In conducting the interviews I became more aware of how the interplay of the known and unknown operates in my practice as whole. I have sometimes referred to my work as oscillating between seduction and repulsion as it explores tensions between harmonic and traditional music material and more noise-based sounds. This creates liminal zones between figuration and abstraction where the listener can never be sure of what will come next, and therefore they need to be more active and in the moment as a listener. (The biological basis of this process is discussed in module (viii): Bedtime Stories.) This negotiation and activation is beautifully summarised by one of the participating artists:
Just as you are settling into thinking of this as almost a dance music-y stability—like somebody well known, or reminiscent of so many things—certain things manifest and change in the music to take away the assumptions and to draw you back into the actual listening, out of an assumed listening. So I’m suddenly going, “no I can't assume what this is…” It always kept me guessing, which I think a lot of good music does. I guess when music becomes clichéd, you're no longer guessing, you go, “ah, I know what that thing is”. But this is constantly bringing you back to sound as material, or something you don’t quite know. Just constantly keeping you asking: “what is this thing like?” (Jim, Reflexive Listening, Track 2)
In one final note, this interview project was initially called “Languages of Listening” but as this is now the overall title of the doctoral research project, I have retitled the interviews Listening Lingua, lingua meaning tongue. Given the multiple nature of the responses it should perhaps be tongues plural, but I find “linguae” a little too arch. While “listening tongues” has a connotation of conjured languages, the singular, “listening tongue”, reinforces the connection between the ear and tongue as part of a hearing and articulatory system. system. (3) Research confirms that when listening to sounds, or hearing silent voices in our heads, there can be activation of our speech organs, such as the tongue and throat (Hubbard, 2013, p. 222). Now, I invite you to explore your own listening ear and tongue as well as those of the twenty-six participants, to whom I am very grateful for their time, generosity and creativity.
Gail Priest, May, 2022
(1) The predicate is the part of a sentence that contains the verb and relates to the subject.
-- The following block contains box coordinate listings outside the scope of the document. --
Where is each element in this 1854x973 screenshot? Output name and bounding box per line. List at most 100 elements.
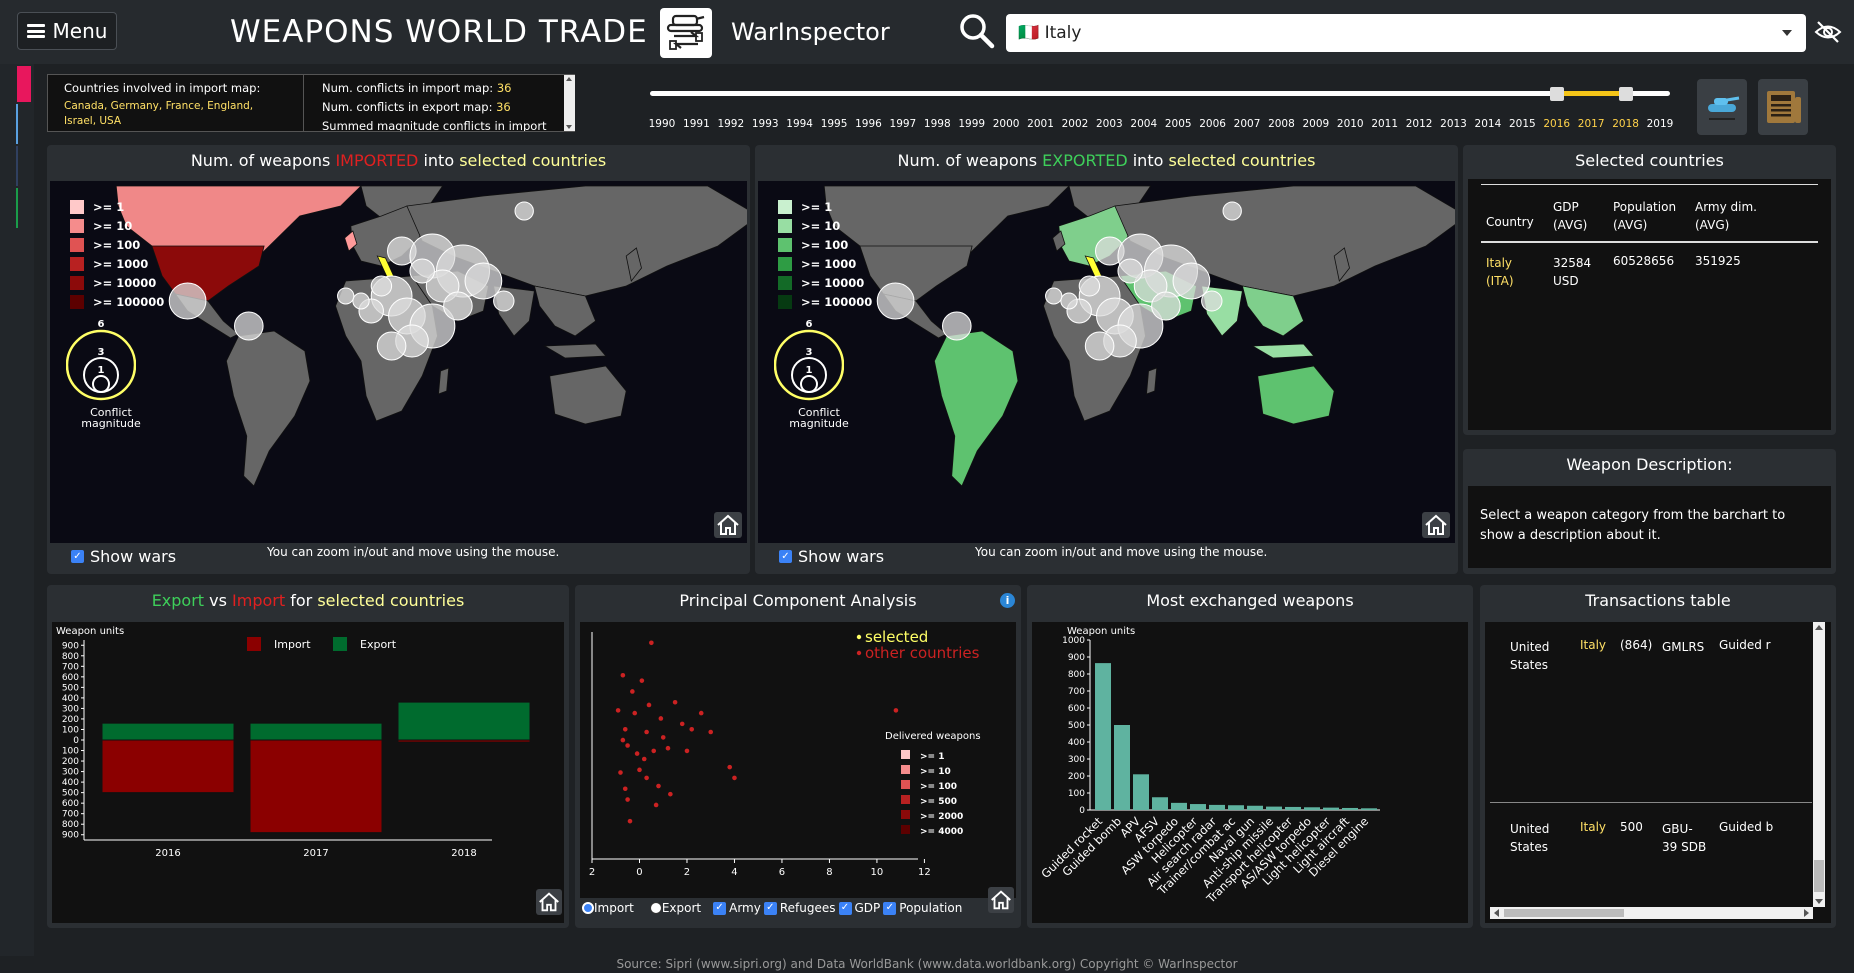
slider-handle-end[interactable] [1619, 87, 1633, 101]
legend-item: >= 100 [70, 235, 164, 254]
legend-export-label: Export [360, 638, 397, 651]
selected-countries-title: Selected countries [1575, 151, 1724, 170]
bar-import [101, 739, 235, 794]
legend-item: >= 1000 [778, 254, 872, 273]
sidebar-marker [16, 188, 18, 228]
news-button[interactable] [1758, 79, 1808, 135]
conflict-bubble [1084, 331, 1115, 361]
country-select[interactable]: 🇮🇹 Italy [1006, 14, 1806, 52]
most-exchanged-bar-chart[interactable]: Weapon units0100200300400500600700800900… [1032, 622, 1468, 923]
pca-scatter-chart[interactable]: 2 0 2 4 6 8 10 12selectedother countriesDeliver… [580, 622, 1016, 898]
checkbox-checked-icon[interactable]: ✓ [779, 550, 792, 563]
conflict-size-label: 1 [806, 365, 813, 376]
legend-swatch [778, 218, 792, 233]
menu-button[interactable]: Menu [17, 12, 117, 50]
map-home-button[interactable] [714, 512, 742, 538]
year-range-slider[interactable]: 1990 1991 1992 1993 1994 1995 1996 1997 1998 1999… [649, 80, 1673, 130]
title-import: Import [232, 591, 286, 610]
weapon-bar [1171, 802, 1187, 810]
show-wars-toggle[interactable]: ✓ Show wars [71, 547, 176, 566]
scatter-point [622, 726, 628, 732]
y-tick-label: 200 [62, 757, 79, 767]
chevron-down-icon [1782, 30, 1792, 36]
info-scrollbar[interactable] [564, 75, 575, 131]
weapon-bar [1133, 774, 1149, 810]
legend-label: >= 10 [801, 218, 841, 233]
legend-item: >= 1 [70, 197, 164, 216]
pca-chart-area: 2 0 2 4 6 8 10 12 selected other countries Deliver… [580, 622, 1016, 898]
checkbox-population-label: Population [899, 901, 963, 915]
transactions-panel: Transactions table United States Italy (… [1480, 585, 1836, 928]
country-madagascar [1146, 367, 1158, 395]
y-tick-label: 900 [1068, 653, 1085, 663]
vertical-scrollbar[interactable] [1813, 622, 1825, 907]
y-tick-label: 500 [62, 789, 79, 799]
scatter-point [634, 751, 640, 756]
y-tick-label: 100 [1068, 789, 1085, 799]
y-tick-label: 500 [62, 683, 79, 693]
zoom-note: You can zoom in/out and move using the m… [267, 545, 560, 559]
conflict-bubble [168, 282, 207, 320]
conflict-bubble [514, 201, 534, 221]
col-header-population: Population (AVG) [1613, 200, 1677, 232]
y-tick-label: 900 [62, 641, 79, 651]
legend-label: >= 100000 [93, 294, 165, 309]
title-selected: selected countries [1168, 151, 1316, 170]
legend-swatch [778, 275, 792, 290]
checkbox-population[interactable]: ✓ [883, 901, 897, 915]
show-wars-label: Show wars [798, 547, 885, 566]
export-map-title: Num. of weapons EXPORTED into selected c… [755, 145, 1458, 177]
y-tick-label: 100 [62, 747, 79, 757]
checkbox-army[interactable]: ✓ [713, 901, 727, 915]
eye-slash-icon[interactable] [1814, 20, 1842, 48]
legend-marker-selected [856, 634, 862, 640]
import-legend: >= 1 >= 10 >= 100 >= 1000 >= 10000 >= 100000 [70, 197, 164, 311]
delivered-level-label: >= 100 [920, 782, 957, 792]
y-tick-label: 600 [1068, 704, 1085, 714]
radio-export[interactable] [649, 902, 662, 914]
tx-from: United States [1510, 822, 1550, 854]
delivered-swatch [901, 810, 910, 819]
pca-title: Principal Component Analysis [679, 591, 917, 610]
footer: Source: Sipri (www.sipri.org) and Data W… [0, 956, 1854, 973]
scatter-point [649, 640, 654, 646]
delivered-swatch [901, 825, 910, 834]
show-wars-label: Show wars [90, 547, 177, 566]
y-tick-label: 800 [1068, 670, 1085, 680]
radio-import[interactable] [582, 902, 594, 914]
import-world-map[interactable]: >= 1 >= 10 >= 100 >= 1000 >= 10000 >= 100000 … [50, 181, 747, 543]
row-army: 351925 [1695, 254, 1741, 268]
delivered-swatch [901, 795, 910, 804]
weapon-bar [1342, 807, 1358, 810]
legend-label: >= 1 [93, 199, 125, 214]
newspaper-icon [1767, 91, 1801, 123]
warinspector-logo-icon [660, 8, 712, 58]
checkbox-gdp[interactable]: ✓ [838, 901, 852, 915]
delivered-level-label: >= 500 [920, 797, 957, 807]
search-icon[interactable] [958, 12, 996, 54]
scatter-point [893, 708, 899, 713]
y-tick-label: 600 [62, 799, 79, 809]
pca-home-button[interactable] [988, 887, 1014, 913]
slider-handle-start[interactable] [1550, 87, 1564, 101]
checkbox-checked-icon[interactable]: ✓ [71, 550, 84, 563]
show-wars-toggle[interactable]: ✓ Show wars [779, 547, 884, 566]
scatter-point [622, 786, 628, 792]
tank-button[interactable] [1697, 79, 1747, 135]
map-home-button[interactable] [1422, 512, 1450, 538]
hamburger-icon [26, 24, 45, 38]
bar-import [249, 739, 383, 834]
scatter-point [644, 729, 649, 735]
scatter-point [653, 802, 659, 808]
chart-home-button[interactable] [536, 889, 562, 915]
x-tick-label: 2017 [303, 848, 328, 859]
horizontal-scrollbar[interactable] [1490, 907, 1813, 919]
export-world-map[interactable]: >= 1 >= 10 >= 100 >= 1000 >= 10000 >= 100000 … [758, 181, 1455, 543]
legend-label: >= 1000 [801, 256, 857, 271]
x-tick-label: 2016 [155, 848, 180, 859]
info-icon[interactable]: i [1000, 593, 1015, 608]
y-tick-label: 400 [62, 778, 79, 788]
conflicts-import-label: Num. conflicts in import map: [322, 81, 494, 95]
checkbox-refugees[interactable]: ✓ [763, 901, 777, 915]
delivered-level-label: >= 10 [920, 767, 951, 777]
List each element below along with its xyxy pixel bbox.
For example in the sentence “She listens well”, listens is the verb and well is an adjective pertaining to the subject she. Thus “listens well” is the predicate. In some areas of linguistics the verb alone is considered the predicate but Barthes is working with the former definition (as am I).
(2) My work, SonoLexic, offering preliminary sound and language research, was in this exhibition. The interview format was initially devised to accompany this piece.
(3) Research confirms that when listening to sounds, or hearing silent voices in our heads, there can be activation of our speech organs, such as the tongue and throat (Hubbard, 2013, p. 222).